Irrigação encerra Agrishow 2026 com vendas abaixo de 2025, mas acima da expectativa inicial

As empresas de irrigação avaliam que o segmento teve desempenho mais resistente do que outras áreas de máquinas agrícolas na 31ª Agrishow, encerrada na sexta-feira (1º), em Ribeirão Preto (SP).
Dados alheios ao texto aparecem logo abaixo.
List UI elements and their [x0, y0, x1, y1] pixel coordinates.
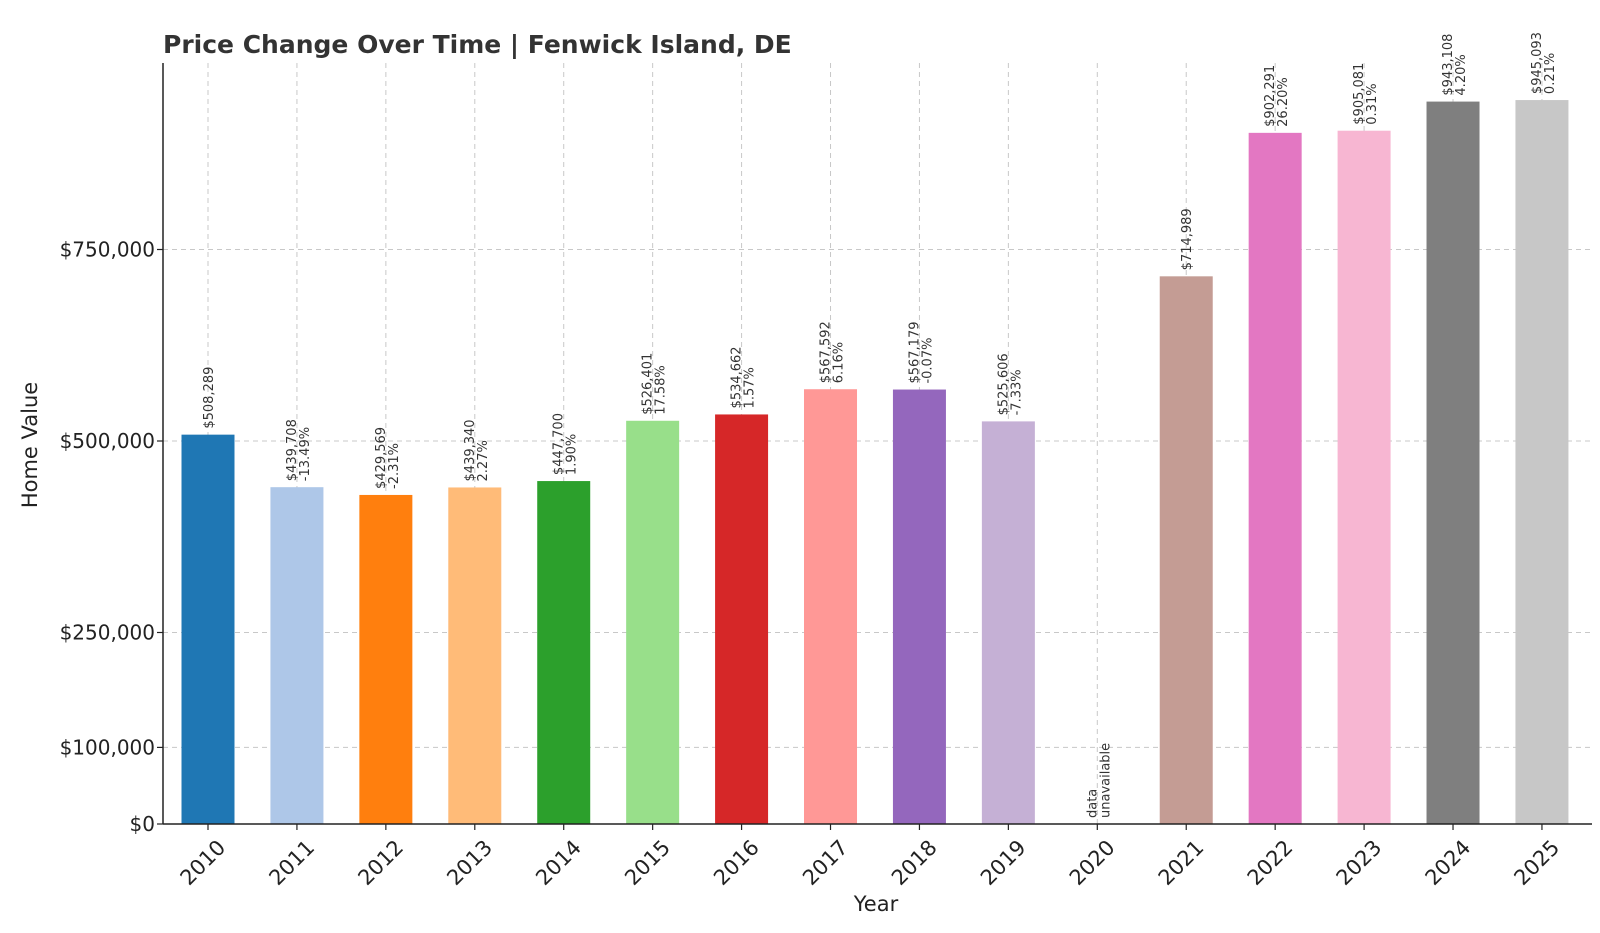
bar-2014: [537, 481, 591, 824]
bars: [181, 100, 1569, 824]
bar-change-label: 1.90%: [565, 434, 580, 475]
bar-2023: [1337, 130, 1391, 824]
bar-change-label: 1.57%: [743, 367, 758, 408]
bar-value-label: data: [1085, 789, 1100, 818]
x-tick-label: 2018: [887, 835, 942, 890]
y-tick-label: $500,000: [60, 429, 155, 453]
x-tick-label: 2025: [1509, 835, 1564, 890]
bar-value-label: $429,569: [374, 427, 389, 489]
bar-2011: [270, 487, 324, 824]
bar-2015: [626, 420, 680, 824]
bar-value-label: $714,989: [1180, 208, 1195, 270]
chart-title: Price Change Over Time | Fenwick Island,…: [163, 30, 792, 59]
bar-2010: [181, 434, 235, 824]
bar-value-label: $525,606: [996, 353, 1011, 415]
bar-value-label: $447,700: [552, 413, 567, 475]
bar-change-label: 6.16%: [832, 342, 847, 383]
x-tick-label: 2012: [353, 835, 408, 890]
bar-change-label: -0.07%: [920, 338, 935, 384]
bar-value-label: $567,592: [819, 321, 834, 383]
bar-change-label: -7.33%: [1009, 369, 1024, 415]
bar-value-label: $534,662: [730, 346, 745, 408]
x-tick-label: 2016: [709, 835, 764, 890]
x-tick-label: 2024: [1421, 835, 1476, 890]
y-tick-label: $750,000: [60, 238, 155, 262]
bar-change-label: unavailable: [1098, 743, 1113, 818]
x-axis-label: Year: [853, 892, 899, 916]
y-tick-label: $100,000: [60, 735, 155, 759]
bar-change-label: 4.20%: [1454, 54, 1469, 95]
x-tick-label: 2023: [1332, 835, 1387, 890]
bar-2021: [1159, 276, 1213, 824]
bar-2025: [1515, 100, 1569, 824]
y-axis-label: Home Value: [18, 382, 42, 508]
bar-labels: $508,289 $439,708-13.49% $429,569-2.31% $43…: [202, 32, 1558, 818]
bar-2022: [1248, 132, 1302, 824]
x-tick-label: 2017: [798, 835, 853, 890]
bar-value-label: $905,081: [1352, 63, 1367, 125]
x-tick-label: 2013: [442, 835, 497, 890]
bar-2019: [981, 421, 1035, 824]
bar-2016: [715, 414, 769, 824]
x-tick-label: 2021: [1154, 835, 1209, 890]
x-axis-ticks: 2010 2011 2012 2013 2014 2015 2016 2017 2018 2019…: [176, 824, 1564, 890]
bar-value-label: $567,179: [907, 322, 922, 384]
bar-2024: [1426, 101, 1480, 824]
bar-value-label: $526,401: [641, 353, 656, 415]
x-tick-label: 2010: [176, 835, 231, 890]
bar-change-label: 0.31%: [1365, 83, 1380, 124]
y-tick-label: $0: [130, 812, 155, 836]
y-axis-ticks: $0 $100,000 $250,000 $500,000 $750,000: [60, 238, 163, 836]
bar-value-label: $902,291: [1263, 65, 1278, 127]
y-tick-label: $250,000: [60, 621, 155, 645]
bar-value-label: $945,093: [1530, 32, 1545, 94]
bar-change-label: -13.49%: [298, 427, 313, 481]
x-tick-label: 2019: [976, 835, 1031, 890]
bar-change-label: 0.21%: [1543, 53, 1558, 94]
x-tick-label: 2011: [264, 835, 319, 890]
x-tick-label: 2022: [1243, 835, 1298, 890]
bar-2013: [448, 487, 502, 824]
bar-value-label: $439,340: [463, 419, 478, 481]
bar-value-label: $508,289: [202, 367, 217, 429]
bar-2012: [359, 494, 413, 824]
x-tick-label: 2014: [531, 835, 586, 890]
bar-change-label: 26.20%: [1276, 77, 1291, 127]
bar-value-label: $943,108: [1441, 34, 1456, 96]
bar-value-label: $439,708: [285, 419, 300, 481]
bar-2018: [892, 389, 946, 824]
bar-change-label: -2.31%: [387, 443, 402, 489]
x-tick-label: 2020: [1065, 835, 1120, 890]
bar-2017: [804, 389, 858, 824]
bar-change-label: 2.27%: [476, 440, 491, 481]
bar-change-label: 17.58%: [654, 365, 669, 415]
x-tick-label: 2015: [620, 835, 675, 890]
Embora as vendas tenham ficado abaixo das registradas em 2025, fabricantes afirmam que o resultado superou as projeções mais pessimistas levadas à feira.

Segundo Cristiano Del Nero, diretor-presidente da Valley e presidente da Câmara Setorial de Equipamentos de Irrigação da Associação Brasileira da Indústria de Máquinas e Equipamentos (Abimaq), a expectativa inicial era de retração de cerca de 30% nas vendas durante o evento. A estimativa atual da empresa é fechar a feira com queda entre 15% e 18%.
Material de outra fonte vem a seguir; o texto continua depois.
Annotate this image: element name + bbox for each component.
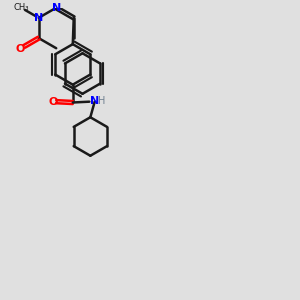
Text: N: N bbox=[90, 96, 99, 106]
Text: N: N bbox=[34, 13, 43, 23]
Text: H: H bbox=[98, 96, 105, 106]
Text: O: O bbox=[16, 44, 25, 54]
Text: CH₃: CH₃ bbox=[13, 3, 28, 12]
Text: O: O bbox=[49, 97, 58, 107]
Text: N: N bbox=[52, 3, 61, 13]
Del Nero afirma que, no consolidado de 2025, ainda sem números oficiais divulgados pela entidade, a expectativa do setor é de recuo próximo de 8% em irrigação. Em outros segmentos da indústria de máquinas, as quedas superam 10% e, em alguns casos, se aproximam de 15%.

Na avaliação do executivo, a demanda é sustentada pelo papel técnico da irrigação na redução do risco climático e na estabilidade da produção. Segundo ele, o uso de pivôs centrais permite ampliar a regularidade de produtividade e, em algumas propriedades, viabilizar segunda e terceira safra. Ele relata também predominância de compras com recursos próprios, embora em ritmo menor do que no período imediatamente posterior à pandemia.

Já Luiz Alberto Roque, CEO da Bauer e da Irricontrol, informou que a empresa confirmou retração de cerca de 30% nas vendas na comparação com a feira do ano passado, dentro do planejado. Ele destacou melhora no fluxo de negócios ao longo dos dias do evento e citou avanço de modalidades como barter, Certificado de Recebíveis do Agronegócio (CRA) e linhas dolarizadas.

Apesar da diferença na leitura sobre financiamento, as empresas convergem em um ponto: o produtor está mais seletivo e prioriza investimentos com retorno direto na produtividade e maior previsibilidade de receita. Esse movimento ajuda a explicar por que a irrigação segue com espaço relevante, mesmo em um ambiente de crédito mais caro e cautela no mercado de máquinas.

O cenário observado na Agrishow indica manutenção do interesse por projetos de irrigação, sobretudo entre produtores que já operam com a tecnologia e buscam expandir área irrigada. A evolução das vendas no restante de 2026 dependerá da disponibilidade de crédito, do custo financeiro e da continuidade da demanda por sistemas com retorno produtivo mensurável.